I wrote a couple weeks ago that I quit my job. It was a tough decision and one that I grappled with for a few months, but it came down to the fact that my heart just isn't in it. And in gearing for a promotion, dealing with the politics of said promotion as well as the job that a new title would entail, and - yes - finding love and realizing that my desire for that, for what it means to be fulfilled both with him and with himself, I've had to really re-evaluate what I've been doing here and working toward... and ultimately decide if it was worth it to stay here any longer.
Well, it's not.
I've not been myself for the past six months. Perhaps I've outgrown New York City or perhaps it's outgrown me. I don't know. But I don't think I was ever meant to be a big city girl and there have been too many signs thrown my way lately for me to ignore it. I belong somewhere else, in another field, in another life, so to speak.
I won't lie - Brian has been a big part in my realization of this. I daresay that without him I may not have arrived at this for another few years, or ever. I miss working with children, and I want to have an impact on them - somewhere, anywhere. I want to study education and become more knowledgeable in it, and be able to put my energy and work ethic into a field where I care ot make a difference. I also want to live in an environment where I feel comfortable, where I can build a real community, and feel at home.
I don't have any of that here.
My last day, both at Digitas and in New York City, is February 1st. After that I move back home to Jersey for a period of decompression, and I will be applying for my teaching certification, working (hopefully!) in an education/childcare field, and getting ready to move to Portland, Oregon in August. Brian will be there too.

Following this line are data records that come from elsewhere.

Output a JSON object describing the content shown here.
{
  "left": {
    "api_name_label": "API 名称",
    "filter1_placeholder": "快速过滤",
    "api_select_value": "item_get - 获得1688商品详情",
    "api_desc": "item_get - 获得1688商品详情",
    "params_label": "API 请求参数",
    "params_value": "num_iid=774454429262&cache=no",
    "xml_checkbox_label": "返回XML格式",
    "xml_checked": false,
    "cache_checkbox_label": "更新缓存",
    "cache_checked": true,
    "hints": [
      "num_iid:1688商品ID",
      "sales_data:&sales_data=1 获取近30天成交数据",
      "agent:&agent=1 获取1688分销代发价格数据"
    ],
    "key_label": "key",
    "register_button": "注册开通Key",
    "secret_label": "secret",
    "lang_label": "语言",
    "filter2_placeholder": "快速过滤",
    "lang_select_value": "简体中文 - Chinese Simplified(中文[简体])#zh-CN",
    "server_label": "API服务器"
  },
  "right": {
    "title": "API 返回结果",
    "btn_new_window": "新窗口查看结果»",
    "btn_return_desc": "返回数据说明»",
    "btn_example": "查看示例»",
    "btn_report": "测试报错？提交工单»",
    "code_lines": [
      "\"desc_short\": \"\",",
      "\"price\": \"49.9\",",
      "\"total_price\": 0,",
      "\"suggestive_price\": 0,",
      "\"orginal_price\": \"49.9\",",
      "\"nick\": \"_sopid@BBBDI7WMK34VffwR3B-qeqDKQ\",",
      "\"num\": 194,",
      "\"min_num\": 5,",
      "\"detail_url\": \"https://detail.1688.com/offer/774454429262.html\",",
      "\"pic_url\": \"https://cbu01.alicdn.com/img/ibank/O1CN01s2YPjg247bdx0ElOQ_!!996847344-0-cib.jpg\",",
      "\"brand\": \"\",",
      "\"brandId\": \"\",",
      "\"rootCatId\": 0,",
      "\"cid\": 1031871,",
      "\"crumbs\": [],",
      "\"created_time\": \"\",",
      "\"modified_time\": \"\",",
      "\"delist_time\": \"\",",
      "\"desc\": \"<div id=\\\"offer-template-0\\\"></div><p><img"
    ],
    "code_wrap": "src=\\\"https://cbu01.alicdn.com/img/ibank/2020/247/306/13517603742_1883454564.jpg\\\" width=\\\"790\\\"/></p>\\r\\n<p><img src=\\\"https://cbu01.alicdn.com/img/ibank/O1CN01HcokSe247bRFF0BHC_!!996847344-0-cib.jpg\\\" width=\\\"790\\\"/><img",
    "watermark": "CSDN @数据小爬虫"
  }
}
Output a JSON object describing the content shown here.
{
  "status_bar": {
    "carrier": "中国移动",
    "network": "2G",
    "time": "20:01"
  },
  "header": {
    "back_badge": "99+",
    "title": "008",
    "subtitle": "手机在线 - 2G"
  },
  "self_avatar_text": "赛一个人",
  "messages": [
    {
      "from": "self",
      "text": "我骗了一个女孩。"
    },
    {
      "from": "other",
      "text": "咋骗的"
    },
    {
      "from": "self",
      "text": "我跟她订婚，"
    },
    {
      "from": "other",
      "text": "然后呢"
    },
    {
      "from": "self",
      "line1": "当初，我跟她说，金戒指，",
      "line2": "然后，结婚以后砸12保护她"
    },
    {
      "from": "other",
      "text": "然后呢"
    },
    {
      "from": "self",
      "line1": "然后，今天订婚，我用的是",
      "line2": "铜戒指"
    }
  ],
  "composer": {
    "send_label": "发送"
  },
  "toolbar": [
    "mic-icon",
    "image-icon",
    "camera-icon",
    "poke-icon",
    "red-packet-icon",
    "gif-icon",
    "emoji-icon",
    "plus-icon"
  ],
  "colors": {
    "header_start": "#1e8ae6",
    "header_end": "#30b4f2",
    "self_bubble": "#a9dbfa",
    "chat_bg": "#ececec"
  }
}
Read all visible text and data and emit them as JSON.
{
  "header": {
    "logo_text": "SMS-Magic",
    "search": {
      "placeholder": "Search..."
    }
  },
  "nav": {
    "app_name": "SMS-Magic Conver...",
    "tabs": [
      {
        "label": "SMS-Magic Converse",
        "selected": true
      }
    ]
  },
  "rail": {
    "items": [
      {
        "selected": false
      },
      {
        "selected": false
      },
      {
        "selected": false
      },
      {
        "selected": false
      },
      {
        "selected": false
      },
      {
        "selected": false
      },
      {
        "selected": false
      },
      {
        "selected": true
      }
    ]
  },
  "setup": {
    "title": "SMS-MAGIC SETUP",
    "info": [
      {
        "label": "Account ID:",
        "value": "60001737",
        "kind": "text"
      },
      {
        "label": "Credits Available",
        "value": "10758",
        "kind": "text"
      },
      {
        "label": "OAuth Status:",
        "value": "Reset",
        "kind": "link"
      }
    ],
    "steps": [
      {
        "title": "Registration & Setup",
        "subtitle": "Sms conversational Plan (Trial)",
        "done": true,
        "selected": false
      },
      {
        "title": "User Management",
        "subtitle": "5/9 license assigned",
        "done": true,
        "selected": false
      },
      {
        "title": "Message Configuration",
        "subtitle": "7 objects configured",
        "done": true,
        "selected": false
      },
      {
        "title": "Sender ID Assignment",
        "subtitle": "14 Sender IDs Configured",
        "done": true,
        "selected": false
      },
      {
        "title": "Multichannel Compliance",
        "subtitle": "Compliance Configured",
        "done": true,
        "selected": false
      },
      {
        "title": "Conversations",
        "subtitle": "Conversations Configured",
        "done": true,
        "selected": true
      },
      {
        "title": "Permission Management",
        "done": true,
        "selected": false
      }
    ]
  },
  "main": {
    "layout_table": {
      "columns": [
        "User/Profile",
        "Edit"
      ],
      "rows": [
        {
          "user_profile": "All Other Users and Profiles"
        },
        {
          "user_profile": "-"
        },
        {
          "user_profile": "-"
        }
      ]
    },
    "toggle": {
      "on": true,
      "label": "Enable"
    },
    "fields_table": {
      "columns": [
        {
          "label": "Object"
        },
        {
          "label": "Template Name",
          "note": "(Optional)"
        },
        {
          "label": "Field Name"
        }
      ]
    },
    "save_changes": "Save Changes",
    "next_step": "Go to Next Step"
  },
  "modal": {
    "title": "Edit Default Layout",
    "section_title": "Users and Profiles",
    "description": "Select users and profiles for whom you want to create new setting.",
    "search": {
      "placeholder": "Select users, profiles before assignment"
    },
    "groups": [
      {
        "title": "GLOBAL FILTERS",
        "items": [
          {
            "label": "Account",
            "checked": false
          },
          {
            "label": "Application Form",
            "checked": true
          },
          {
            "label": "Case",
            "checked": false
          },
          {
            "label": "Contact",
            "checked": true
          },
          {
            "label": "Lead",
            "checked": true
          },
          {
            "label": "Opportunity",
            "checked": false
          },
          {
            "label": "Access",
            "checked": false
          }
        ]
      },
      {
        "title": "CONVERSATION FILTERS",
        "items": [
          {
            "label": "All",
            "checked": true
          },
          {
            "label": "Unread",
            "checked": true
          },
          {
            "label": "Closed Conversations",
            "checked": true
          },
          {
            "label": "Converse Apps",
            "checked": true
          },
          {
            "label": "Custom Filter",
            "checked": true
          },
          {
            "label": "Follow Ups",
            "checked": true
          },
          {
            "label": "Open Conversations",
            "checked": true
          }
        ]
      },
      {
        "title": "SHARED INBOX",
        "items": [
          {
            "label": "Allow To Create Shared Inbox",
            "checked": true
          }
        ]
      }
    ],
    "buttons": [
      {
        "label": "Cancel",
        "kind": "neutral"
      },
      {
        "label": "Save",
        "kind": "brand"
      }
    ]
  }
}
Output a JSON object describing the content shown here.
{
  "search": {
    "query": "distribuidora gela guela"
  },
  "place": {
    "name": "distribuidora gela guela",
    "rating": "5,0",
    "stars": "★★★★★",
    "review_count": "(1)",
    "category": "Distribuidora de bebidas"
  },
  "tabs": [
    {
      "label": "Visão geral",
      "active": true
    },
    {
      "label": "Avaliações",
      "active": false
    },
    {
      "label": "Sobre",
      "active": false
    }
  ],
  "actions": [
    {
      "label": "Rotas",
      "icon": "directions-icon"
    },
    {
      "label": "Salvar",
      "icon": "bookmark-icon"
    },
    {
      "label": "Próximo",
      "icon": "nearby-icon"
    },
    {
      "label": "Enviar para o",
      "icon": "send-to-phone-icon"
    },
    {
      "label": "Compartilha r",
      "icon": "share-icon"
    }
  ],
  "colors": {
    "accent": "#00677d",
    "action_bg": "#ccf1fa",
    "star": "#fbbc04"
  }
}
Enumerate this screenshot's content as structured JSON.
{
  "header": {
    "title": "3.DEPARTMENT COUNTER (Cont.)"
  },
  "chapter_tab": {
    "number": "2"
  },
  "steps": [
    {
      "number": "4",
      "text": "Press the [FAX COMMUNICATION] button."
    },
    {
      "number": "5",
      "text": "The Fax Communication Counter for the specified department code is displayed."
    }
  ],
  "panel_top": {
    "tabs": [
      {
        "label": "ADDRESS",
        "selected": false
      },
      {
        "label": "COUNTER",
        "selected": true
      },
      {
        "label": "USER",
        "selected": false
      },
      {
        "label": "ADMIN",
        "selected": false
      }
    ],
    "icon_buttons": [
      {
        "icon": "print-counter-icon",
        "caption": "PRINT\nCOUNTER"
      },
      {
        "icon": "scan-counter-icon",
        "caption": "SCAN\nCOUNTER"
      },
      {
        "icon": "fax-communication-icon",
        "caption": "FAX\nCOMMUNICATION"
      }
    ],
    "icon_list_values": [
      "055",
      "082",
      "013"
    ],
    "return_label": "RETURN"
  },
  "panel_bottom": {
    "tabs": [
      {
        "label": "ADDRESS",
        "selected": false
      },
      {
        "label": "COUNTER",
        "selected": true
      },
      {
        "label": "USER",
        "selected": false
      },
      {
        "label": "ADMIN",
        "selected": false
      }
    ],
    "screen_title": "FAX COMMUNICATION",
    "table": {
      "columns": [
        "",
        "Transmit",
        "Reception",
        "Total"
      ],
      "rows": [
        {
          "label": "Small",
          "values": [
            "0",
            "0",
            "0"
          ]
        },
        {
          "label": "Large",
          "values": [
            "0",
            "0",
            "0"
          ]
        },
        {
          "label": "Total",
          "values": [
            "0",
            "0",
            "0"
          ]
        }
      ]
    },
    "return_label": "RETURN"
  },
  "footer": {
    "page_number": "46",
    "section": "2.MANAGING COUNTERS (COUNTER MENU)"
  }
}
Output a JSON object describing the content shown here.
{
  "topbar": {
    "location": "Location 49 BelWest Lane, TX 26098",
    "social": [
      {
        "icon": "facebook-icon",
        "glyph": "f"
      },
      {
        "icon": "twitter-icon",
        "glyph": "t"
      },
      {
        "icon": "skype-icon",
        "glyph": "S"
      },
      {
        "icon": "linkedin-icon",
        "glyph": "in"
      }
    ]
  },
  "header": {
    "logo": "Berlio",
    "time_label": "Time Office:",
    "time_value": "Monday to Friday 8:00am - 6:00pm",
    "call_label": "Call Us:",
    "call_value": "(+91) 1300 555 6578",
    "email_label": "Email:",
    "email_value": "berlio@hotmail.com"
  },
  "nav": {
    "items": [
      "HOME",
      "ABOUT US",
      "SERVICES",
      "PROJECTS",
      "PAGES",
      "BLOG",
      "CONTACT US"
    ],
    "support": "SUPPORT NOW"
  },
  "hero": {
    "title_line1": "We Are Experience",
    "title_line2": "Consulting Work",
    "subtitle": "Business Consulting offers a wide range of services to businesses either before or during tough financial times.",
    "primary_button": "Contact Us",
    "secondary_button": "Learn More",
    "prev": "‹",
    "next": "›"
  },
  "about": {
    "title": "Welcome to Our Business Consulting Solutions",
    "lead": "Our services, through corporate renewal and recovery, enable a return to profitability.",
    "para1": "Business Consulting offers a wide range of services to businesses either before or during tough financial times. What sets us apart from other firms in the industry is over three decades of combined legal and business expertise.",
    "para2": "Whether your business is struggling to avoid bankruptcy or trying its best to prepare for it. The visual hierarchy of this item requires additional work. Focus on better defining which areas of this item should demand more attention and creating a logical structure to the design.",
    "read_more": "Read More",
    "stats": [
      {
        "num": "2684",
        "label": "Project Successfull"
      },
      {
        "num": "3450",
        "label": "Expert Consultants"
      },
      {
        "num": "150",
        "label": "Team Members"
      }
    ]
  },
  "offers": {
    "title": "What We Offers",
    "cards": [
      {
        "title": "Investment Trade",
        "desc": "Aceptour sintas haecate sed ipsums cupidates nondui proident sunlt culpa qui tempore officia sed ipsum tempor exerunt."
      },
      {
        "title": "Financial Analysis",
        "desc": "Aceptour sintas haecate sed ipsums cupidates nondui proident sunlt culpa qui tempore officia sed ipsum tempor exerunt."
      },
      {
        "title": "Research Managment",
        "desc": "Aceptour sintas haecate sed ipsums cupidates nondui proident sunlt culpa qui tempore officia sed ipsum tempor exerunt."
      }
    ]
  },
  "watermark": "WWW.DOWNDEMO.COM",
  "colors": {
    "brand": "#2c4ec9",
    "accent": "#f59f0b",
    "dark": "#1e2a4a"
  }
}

I've long grappled with whether or not it's 'right' to move to a new city because of someone else. I'm not looking at it as a move because of Brian. He is going regardless - and it's a city that I've thought about before meeting him. It has a lot to offer that touches me personally, that I want to explore on my own... but I also want to be there with him. Love is something that has always eluded me and something that I have always yearned for. I've gotten myself into a lot of trouble in my misguided quest for it - and now that I have it, hell if I'm going to let some stubborn sense of feminine independence keep me from doing what I feel is right.
As my days in this current life phase draw to a close, I feel a sense of sadness, nostalgia, and almost forlornness - and an irrational sense that my three years here have been for naught. Of course they haven't, as I've learned a lot, etc etc, but I also wish that I had garnered more tangible results, left more of a footprint here.
Alas, life goes on. I've done as much as I could, and know that I've already left a mark on more than a few lives here in friendships that I very much want to continue even when I'm not physically here. And I press on in the next steps as always. Who knew turning 25 would bring so much change?